As batalhas no enredo são reais, mas a efabulação sobre como ocorreram é fictícia. A destruição do mocambo de Geremoabo, por exemplo, comandada por Fernão Carrilho, é real. Mas eu a narrei como imaginei, seguindo a psicologia de meus personagens. A geografia é real, mas com muitos nomes atualizados. Fauna e flora são típicas da região. Retratei-as segundo meu conhecimento e experiência, além de alguma pesquisa. Li obras da história colonial tradicional, teses universitárias, bem como obras etnográficas. Os gerais do Rio Preto, onde vivem meus narradores, eu conheço. Mas é importante ressaltar que meu personagem central, Leonel, é um mameluco. Não é mais índio, mas também não é branco. É o primeiro brasileiro. Foi pensando nele que fiz essa história. Meus narradores são fictícios, salvo Aleixo. Existiu um certo Aleixo, insubordinado, no século XVII. Reais são alguns dos personagens brancos, como padre Roland é Padre João de Barros. Deles aproveitei o papel que desempenharam na invasão, mas imaginei toda a trama que os envolve. O mesmo fiz com o militar Domingos Rodrigues Carvalho. Mas a nenhum deles dei voz. Apenas contracenam com meus personagens que são oriundos da camada sofrida da população.”

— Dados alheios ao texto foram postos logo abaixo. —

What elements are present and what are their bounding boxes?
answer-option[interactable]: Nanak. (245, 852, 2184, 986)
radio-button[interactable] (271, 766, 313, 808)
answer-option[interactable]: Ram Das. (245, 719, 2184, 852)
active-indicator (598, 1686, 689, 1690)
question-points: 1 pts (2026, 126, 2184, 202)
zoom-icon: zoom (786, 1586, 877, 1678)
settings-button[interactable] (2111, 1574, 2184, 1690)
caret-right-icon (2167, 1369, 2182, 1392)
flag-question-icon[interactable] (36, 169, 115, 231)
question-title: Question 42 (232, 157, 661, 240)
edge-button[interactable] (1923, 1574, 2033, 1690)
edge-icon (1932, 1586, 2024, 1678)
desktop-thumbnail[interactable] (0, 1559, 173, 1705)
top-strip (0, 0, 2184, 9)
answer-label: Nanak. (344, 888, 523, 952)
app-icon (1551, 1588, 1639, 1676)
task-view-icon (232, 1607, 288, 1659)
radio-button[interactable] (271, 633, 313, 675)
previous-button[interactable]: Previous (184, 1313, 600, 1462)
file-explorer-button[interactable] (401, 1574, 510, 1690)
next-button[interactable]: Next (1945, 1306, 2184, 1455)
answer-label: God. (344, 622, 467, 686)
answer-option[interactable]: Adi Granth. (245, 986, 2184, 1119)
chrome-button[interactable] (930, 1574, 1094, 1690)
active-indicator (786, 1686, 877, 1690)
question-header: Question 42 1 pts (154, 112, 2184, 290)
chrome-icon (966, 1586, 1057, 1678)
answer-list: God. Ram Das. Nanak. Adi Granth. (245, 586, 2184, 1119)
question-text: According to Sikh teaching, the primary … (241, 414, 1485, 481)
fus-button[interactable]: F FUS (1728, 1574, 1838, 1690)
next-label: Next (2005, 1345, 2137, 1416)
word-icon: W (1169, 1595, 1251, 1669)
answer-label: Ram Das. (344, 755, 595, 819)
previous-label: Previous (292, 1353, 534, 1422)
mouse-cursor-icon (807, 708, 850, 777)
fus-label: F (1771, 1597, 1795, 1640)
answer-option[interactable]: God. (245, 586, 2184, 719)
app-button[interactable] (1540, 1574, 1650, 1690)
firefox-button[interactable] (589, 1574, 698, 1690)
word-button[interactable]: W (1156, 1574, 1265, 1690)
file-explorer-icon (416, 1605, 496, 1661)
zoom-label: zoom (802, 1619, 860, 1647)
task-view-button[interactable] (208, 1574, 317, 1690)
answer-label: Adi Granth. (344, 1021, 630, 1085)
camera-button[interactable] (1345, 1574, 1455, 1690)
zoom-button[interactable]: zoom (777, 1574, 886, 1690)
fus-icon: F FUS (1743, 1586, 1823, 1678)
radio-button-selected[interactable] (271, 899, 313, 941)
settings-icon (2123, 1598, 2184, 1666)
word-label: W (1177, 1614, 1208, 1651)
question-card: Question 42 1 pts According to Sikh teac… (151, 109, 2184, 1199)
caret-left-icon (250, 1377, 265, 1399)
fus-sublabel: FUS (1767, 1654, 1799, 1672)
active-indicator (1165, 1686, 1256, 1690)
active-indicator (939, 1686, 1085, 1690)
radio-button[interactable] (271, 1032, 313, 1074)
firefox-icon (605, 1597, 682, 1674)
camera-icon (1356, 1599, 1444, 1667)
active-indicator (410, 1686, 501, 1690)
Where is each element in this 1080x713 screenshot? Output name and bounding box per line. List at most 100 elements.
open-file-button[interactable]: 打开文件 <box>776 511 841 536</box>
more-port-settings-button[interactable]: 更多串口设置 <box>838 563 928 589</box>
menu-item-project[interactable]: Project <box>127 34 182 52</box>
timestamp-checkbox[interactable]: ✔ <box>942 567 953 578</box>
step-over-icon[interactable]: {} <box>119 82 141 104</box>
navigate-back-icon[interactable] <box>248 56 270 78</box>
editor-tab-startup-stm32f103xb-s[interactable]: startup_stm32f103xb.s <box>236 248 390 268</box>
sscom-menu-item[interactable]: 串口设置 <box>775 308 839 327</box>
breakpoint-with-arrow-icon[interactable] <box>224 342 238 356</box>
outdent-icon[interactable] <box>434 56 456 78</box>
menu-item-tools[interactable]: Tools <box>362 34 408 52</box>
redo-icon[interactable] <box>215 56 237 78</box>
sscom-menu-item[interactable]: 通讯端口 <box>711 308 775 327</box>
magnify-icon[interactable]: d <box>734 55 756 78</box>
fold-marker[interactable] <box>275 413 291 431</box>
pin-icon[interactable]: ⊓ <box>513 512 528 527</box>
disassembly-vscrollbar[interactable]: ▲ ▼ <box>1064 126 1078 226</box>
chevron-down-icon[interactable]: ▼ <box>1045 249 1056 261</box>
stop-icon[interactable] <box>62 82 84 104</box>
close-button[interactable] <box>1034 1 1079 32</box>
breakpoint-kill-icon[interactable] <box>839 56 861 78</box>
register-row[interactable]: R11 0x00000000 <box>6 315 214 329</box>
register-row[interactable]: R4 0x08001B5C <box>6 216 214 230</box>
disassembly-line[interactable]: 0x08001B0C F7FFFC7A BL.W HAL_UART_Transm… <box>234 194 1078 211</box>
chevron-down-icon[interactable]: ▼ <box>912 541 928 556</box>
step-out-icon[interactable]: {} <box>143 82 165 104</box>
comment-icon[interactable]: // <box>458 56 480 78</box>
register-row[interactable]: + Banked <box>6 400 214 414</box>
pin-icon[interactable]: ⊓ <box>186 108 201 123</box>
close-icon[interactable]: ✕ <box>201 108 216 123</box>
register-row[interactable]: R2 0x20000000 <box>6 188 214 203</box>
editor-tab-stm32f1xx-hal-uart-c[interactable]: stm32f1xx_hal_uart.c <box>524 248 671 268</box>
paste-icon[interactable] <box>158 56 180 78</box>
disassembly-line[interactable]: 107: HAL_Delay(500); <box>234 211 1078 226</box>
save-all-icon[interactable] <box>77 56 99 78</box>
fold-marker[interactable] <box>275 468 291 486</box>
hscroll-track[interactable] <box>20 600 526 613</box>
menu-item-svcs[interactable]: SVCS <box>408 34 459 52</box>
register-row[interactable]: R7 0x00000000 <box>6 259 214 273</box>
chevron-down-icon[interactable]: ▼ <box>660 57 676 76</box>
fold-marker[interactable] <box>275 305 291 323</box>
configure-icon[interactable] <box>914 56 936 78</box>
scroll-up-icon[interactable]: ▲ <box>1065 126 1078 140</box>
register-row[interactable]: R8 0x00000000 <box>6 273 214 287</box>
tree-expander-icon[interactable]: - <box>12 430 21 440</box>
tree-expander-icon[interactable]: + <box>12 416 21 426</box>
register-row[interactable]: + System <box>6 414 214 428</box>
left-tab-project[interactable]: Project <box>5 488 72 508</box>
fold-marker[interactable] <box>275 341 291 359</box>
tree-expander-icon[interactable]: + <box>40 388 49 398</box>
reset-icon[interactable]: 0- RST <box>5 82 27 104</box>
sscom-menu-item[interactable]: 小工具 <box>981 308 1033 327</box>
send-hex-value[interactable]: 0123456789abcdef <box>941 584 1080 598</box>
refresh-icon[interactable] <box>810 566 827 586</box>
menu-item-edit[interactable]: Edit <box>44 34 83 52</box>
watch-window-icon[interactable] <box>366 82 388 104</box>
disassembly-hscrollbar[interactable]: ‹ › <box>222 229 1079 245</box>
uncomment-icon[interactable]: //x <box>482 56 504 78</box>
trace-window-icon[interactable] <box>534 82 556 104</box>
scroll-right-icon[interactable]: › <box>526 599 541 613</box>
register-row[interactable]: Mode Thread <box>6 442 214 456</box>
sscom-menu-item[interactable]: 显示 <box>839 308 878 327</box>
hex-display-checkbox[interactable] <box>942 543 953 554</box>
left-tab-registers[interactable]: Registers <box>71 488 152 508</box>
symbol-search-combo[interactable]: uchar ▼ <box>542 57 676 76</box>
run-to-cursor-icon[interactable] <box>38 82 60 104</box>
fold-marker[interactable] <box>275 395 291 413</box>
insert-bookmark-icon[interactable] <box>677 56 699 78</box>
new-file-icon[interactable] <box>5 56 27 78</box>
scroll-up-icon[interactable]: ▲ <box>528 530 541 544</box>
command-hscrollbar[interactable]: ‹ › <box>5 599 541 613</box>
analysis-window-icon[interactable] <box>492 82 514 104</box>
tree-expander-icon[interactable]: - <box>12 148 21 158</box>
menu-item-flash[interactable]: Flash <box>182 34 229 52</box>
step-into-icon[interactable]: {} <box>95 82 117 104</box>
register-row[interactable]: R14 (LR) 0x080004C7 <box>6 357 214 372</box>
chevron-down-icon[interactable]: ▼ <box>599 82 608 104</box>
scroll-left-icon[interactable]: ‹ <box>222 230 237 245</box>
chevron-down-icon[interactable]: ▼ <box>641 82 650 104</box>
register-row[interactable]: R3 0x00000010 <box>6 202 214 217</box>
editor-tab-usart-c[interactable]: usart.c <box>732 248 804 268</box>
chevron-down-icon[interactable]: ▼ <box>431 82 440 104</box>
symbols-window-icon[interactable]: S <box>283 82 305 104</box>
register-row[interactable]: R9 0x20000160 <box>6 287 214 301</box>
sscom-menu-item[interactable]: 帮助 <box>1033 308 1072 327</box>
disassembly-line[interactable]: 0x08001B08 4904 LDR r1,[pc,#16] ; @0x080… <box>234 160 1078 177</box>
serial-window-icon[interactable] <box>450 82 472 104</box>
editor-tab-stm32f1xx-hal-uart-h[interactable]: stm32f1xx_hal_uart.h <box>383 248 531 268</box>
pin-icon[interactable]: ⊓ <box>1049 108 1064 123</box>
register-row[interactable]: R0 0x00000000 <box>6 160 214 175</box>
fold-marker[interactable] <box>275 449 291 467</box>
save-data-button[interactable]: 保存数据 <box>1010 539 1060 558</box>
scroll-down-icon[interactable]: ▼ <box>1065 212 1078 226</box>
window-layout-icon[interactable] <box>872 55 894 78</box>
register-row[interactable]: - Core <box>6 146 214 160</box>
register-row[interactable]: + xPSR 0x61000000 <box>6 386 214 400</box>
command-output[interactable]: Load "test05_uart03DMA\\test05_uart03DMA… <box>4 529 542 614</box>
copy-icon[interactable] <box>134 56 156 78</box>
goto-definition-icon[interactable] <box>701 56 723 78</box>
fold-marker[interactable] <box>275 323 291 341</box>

O eixo da trama são as caçadas que os homens brancos (leia-se: súditos do rei de Portugal) fazem a índios e negros fugidos, suas selvagerias e seus engodos, e a resistência (leia-se: fuga) desses, para escapar à submissão e à morte. Mas cada personagem tem sua história que é magistralmente contada por alguns dos protagonistas principais e da qual citaremos alguns exemplos. Um deles, o que começa a relatar nas primeiras páginas e volta a fazê-lo nas últimas, na sala do dono da casa, onde se reúnem os narradores, é uma mulher. A índia anaió, Ialna, que, mal chegada à puberdade, é violada pelo padre, membro da aldeia missionária e tem um filho, o mameluco Urutu, mais tarde batizado como Leonel pelo padre João de Barros, o jesuíta que o levou consigo, fugindo dos fazendeiros destruidores das aldeias dos padres, e que tem o dom de aprender várias línguas com a maior facilidade, daí ser chamado O Língua, e ter, muitas vezes, a função de intérprete. “Nunca mais vi esse rapaz andar com outros meninos, que eram mais desgarrados e varavam por aqueles brejos atrás de uma fruta, de um mel, de um passarinho. Tinha ficado muito diferente dos outros, os que desobedeciam às regras dos padres, e por isso viviam recebendo chicotadas deles” (BONFIM, 2018, p. 51), conta Ascuri, o indio anaió que “viu Urutu crescer e virar o que virou” (BONFIM, 2018, p. 35) e que vivia com duas mulheres, Cipassé e a bonita Yacui, mais tarde cobiçada pelo padre João.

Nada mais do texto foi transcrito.